Are Muslim students supported to the same extent as their non-Muslim peers?
The UK higher education sector is becoming increasingly diverse, but do we think beyond the broad BAME brush? Student engagement and widening participation work has recently focused on the 13 per cent BAME attainment gap, but we need to make sure that we’re examining equality work intersectionally, and thinking about additional levels of disadvantage that can complicate a student’s experience.
Visible and invisible
For example, religion often intersects with race: I research the experience of Muslim students, who largely belong to the wider BAME group, and they experience specific forms of inequality. My research has made clear that we need to integrate religious equality and race equality work.
In this 2018 report, Jacqueline Stevenson has highlighted the paradoxical way Muslims students are treated: they are both highly visible and invisible, because hostility and general Islamophobia are expressed in a range of different ways. In a different report, Abida Malik has called for an exploration of how policies such as Prevent impact the Muslim student experience. Other authors such as Imran Awan have described how Prevent has fostered fear on campuses as Muslim students are labelled a “suspect community”.
My own research which examines Muslim students’ sense of belonging has largely found positive academic experiences, and follow-up research shows this to be the case at other UK higher education institutions. But my research has also illuminated where universities lack provisions for Muslim students. Specifically, access to Halal food on campus, and the availability of non-alcoholic social events.

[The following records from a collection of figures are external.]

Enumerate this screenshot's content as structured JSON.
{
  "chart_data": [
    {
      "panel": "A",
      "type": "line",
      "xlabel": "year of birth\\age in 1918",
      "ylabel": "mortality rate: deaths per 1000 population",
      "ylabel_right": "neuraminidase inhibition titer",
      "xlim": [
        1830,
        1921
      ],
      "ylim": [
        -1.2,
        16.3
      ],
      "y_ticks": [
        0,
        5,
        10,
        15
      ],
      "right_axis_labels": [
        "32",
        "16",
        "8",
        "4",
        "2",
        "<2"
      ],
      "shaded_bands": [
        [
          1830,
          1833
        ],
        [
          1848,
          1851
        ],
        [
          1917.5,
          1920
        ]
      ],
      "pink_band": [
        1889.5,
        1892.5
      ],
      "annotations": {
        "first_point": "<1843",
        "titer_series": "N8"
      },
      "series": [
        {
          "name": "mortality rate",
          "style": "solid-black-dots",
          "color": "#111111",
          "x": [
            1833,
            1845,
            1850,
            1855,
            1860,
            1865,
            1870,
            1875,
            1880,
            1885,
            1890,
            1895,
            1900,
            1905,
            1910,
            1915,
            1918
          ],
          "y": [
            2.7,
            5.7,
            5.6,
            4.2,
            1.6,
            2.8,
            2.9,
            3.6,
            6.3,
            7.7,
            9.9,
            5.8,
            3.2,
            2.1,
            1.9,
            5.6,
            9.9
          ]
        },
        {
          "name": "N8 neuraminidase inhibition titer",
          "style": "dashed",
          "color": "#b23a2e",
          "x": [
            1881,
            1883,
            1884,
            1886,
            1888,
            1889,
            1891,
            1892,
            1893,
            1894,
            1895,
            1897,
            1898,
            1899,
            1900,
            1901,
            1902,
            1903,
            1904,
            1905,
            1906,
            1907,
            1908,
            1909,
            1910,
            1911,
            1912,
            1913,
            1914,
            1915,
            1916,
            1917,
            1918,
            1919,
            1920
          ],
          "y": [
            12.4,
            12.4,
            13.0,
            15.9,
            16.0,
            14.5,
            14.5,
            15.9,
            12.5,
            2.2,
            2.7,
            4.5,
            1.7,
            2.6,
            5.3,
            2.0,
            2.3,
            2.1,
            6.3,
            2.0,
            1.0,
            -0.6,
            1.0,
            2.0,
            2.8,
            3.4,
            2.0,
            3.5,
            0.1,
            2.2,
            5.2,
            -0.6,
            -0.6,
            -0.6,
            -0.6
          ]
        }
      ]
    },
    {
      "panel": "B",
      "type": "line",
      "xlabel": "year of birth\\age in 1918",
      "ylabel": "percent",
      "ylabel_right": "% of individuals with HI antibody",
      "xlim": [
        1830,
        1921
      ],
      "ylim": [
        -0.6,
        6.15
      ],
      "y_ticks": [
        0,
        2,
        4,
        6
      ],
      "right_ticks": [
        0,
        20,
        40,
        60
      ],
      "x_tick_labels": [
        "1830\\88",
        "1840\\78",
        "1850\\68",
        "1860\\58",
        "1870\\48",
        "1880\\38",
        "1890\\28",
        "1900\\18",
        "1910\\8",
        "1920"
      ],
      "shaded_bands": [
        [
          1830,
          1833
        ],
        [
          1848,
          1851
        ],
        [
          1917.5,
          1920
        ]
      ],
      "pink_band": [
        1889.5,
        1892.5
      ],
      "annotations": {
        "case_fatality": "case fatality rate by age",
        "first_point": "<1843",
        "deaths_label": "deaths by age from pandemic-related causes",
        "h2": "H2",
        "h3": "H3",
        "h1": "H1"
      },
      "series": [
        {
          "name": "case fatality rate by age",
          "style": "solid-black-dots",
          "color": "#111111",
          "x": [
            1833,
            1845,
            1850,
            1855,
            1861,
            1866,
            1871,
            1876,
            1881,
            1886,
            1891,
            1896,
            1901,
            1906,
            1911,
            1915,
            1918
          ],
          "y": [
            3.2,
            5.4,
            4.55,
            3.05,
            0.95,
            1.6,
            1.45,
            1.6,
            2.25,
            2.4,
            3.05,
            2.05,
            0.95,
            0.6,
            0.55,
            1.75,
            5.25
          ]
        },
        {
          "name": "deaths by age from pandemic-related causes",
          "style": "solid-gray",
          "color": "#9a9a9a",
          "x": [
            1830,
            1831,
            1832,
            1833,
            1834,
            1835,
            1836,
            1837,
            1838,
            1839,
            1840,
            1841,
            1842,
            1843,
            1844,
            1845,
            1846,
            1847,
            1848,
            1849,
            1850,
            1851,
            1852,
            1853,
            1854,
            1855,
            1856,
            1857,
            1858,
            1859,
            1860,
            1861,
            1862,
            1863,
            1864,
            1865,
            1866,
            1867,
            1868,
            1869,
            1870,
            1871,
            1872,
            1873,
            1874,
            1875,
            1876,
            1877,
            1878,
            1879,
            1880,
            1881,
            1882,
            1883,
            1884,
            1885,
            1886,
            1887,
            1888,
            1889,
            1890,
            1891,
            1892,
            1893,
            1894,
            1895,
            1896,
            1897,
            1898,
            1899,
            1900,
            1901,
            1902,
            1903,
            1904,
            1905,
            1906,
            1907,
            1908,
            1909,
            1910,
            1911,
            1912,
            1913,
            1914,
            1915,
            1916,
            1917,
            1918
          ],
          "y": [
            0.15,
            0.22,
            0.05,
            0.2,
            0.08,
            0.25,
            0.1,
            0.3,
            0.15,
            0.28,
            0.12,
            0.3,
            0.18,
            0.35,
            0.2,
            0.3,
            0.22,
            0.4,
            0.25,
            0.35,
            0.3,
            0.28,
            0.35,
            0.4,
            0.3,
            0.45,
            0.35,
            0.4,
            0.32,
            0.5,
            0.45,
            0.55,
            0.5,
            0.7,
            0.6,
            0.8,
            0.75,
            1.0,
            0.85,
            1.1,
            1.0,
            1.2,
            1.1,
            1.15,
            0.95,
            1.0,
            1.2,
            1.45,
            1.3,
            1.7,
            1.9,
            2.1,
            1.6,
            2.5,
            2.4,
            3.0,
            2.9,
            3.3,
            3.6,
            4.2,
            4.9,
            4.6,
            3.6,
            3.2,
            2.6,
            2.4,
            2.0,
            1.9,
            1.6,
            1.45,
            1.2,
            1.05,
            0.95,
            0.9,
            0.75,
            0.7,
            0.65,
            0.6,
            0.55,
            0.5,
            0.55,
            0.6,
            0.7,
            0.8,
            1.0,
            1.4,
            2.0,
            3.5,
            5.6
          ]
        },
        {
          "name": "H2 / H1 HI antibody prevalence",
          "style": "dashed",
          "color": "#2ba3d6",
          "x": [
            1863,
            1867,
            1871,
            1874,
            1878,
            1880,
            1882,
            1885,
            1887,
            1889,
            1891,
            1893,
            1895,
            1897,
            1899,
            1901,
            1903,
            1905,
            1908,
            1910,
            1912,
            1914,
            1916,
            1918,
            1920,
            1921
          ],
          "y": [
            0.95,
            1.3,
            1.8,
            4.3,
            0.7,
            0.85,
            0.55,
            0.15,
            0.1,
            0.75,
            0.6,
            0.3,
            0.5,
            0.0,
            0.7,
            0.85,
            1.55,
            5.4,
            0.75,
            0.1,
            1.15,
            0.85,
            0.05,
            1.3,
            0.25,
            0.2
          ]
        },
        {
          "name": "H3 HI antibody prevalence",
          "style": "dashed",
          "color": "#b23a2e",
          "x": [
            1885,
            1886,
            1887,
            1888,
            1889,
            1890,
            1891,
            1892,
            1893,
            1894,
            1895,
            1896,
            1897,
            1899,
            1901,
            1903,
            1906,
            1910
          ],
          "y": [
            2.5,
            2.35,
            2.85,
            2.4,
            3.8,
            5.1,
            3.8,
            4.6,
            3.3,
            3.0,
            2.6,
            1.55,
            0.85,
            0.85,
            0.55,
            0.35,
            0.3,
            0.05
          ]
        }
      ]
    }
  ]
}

One provision in particular garnered plenty of feedback and favourable responses: Ramadan exam considerations. In some universities, including my own for the last few years, when Ramadan coincides with exams, adjustments are put in place for students who are fasting. In both 2018 and 2019, Ramadan took place between May and June, so it’s quite likely that the two periods will coincide. At my university, Muslim students have received direct emails and communication through virtual learning environments which highlighted that they could ask to take their exams in the morning if they were scheduled in the afternoon.
The rationale behind exam adjustments during Ramadan becomes clear if you ask Muslim students how they feel taking exams while fasting. They usually reply that they feel exhausted, dehydrated, and lacking in concentration, especially at the end of the day. As you’re entering the end of your 18-hour fast, it’s highly likely that attainment is impacted.
Just deal with it
In my research, when I asked students whether their university provided them with Ramadan exam adjustments, I was usually met with confusion – most didn’t realise that the provision would be possible, or that adjustments existed in some universities. Their journey through GCSEs and A-Levels had instilled in them that they just needed to deal with fasting while taking exams: it was something they had to navigate themselves – some mentioned teachers telling them to “simply not fast”.
These student responses made clear to me that Muslim students are contending with an educational system which doesn’t support their needs, and sometimes makes them choose between faith and education. It would be helpful for universities to offer the possibility for exam adjustments where feasible, even if not every Muslim student would feel the need to use them, or think they were necessary. Thinking more deeply about the intersections of race and religion would help to foster an environment where more students can flourish and feel that their values are respected by their university.